Materials isn't my strong suit, so someone correct me if I'm wrong, but I believe it's impossible for a porcelain or ceramic brewer to retain heat better than a plastic brewer. Ceramics will always have a higher thermal conductivity than plastic and will thus always be conducting heat away from your slurry to the surrounding air. This is a very general rule, as certain ceramics could have a higher air content or could just be engineered better, but fundamentally the materials will have different properties.
That said, an obsession with heat retention isn't necessarily going to result in a better cup. If you prefer more body or maltier notes in your coffee a porcelain brewer will help with that since your slurry will spend longer at slightly lower temperatures. If you prefer brightness, acidity, and sweetness then you're probably going to want to go with plastic. But a ceramic brewer with a lid, or with the proper brewing technique, can easily produce a much brighter, sweeter cup than say, a Clever dripper with a single pour and no lid. Also remember that at a consumer level your grinder is going to have by far the greatest effect on the result in your cup regardless of the brewer. Upgrading my grinder made my Chemex cups dramatically sweeter, despite its horrific heat retention properties.

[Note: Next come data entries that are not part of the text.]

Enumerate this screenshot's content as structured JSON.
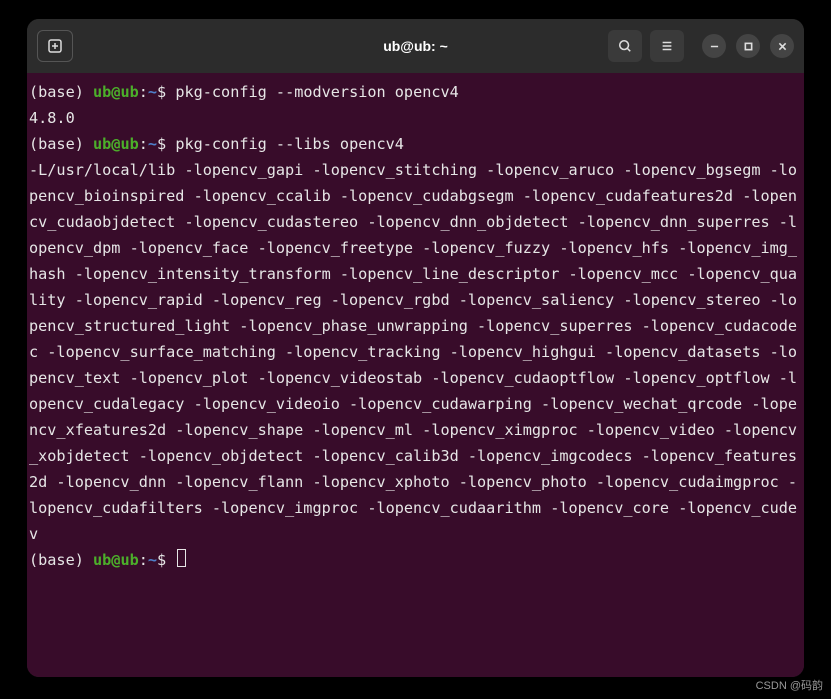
{
  "window": {
    "title": "ub@ub: ~"
  },
  "prompt": {
    "base": "(base) ",
    "userhost": "ub@ub",
    "colon": ":",
    "path": "~",
    "dollar": "$ "
  },
  "lines": {
    "cmd1": "pkg-config --modversion opencv4",
    "out1": "4.8.0",
    "cmd2": "pkg-config --libs opencv4",
    "out2": "-L/usr/local/lib -lopencv_gapi -lopencv_stitching -lopencv_aruco -lopencv_bgsegm -lopencv_bioinspired -lopencv_ccalib -lopencv_cudabgsegm -lopencv_cudafeatures2d -lopencv_cudaobjdetect -lopencv_cudastereo -lopencv_dnn_objdetect -lopencv_dnn_superres -lopencv_dpm -lopencv_face -lopencv_freetype -lopencv_fuzzy -lopencv_hfs -lopencv_img_hash -lopencv_intensity_transform -lopencv_line_descriptor -lopencv_mcc -lopencv_quality -lopencv_rapid -lopencv_reg -lopencv_rgbd -lopencv_saliency -lopencv_stereo -lopencv_structured_light -lopencv_phase_unwrapping -lopencv_superres -lopencv_cudacodec -lopencv_surface_matching -lopencv_tracking -lopencv_highgui -lopencv_datasets -lopencv_text -lopencv_plot -lopencv_videostab -lopencv_cudaoptflow -lopencv_optflow -lopencv_cudalegacy -lopencv_videoio -lopencv_cudawarping -lopencv_wechat_qrcode -lopencv_xfeatures2d -lopencv_shape -lopencv_ml -lopencv_ximgproc -lopencv_video -lopencv_xobjdetect -lopencv_objdetect -lopencv_calib3d -lopencv_imgcodecs -lopencv_features2d -lopencv_dnn -lopencv_flann -lopencv_xphoto -lopencv_photo -lopencv_cudaimgproc -lopencv_cudafilters -lopencv_imgproc -lopencv_cudaarithm -lopencv_core -lopencv_cudev"
  },
  "watermark": "CSDN @码韵"
}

Edit: Just to caveat, temperature obviously has a huge role in brewing coffee, but to be clear heat retention is not the end all be all. The following is purely conjecture, but I think Scott Rao's recent experiments with the DE1 helps prove somewhat the theory that pour over extraction is largely the result of the initial moments of ground immersion. Focusing on the temperature of the water coming out of your kettle will offer orders of magnitude more returns on the end product of your cup than focusing on the temperature of your slurry.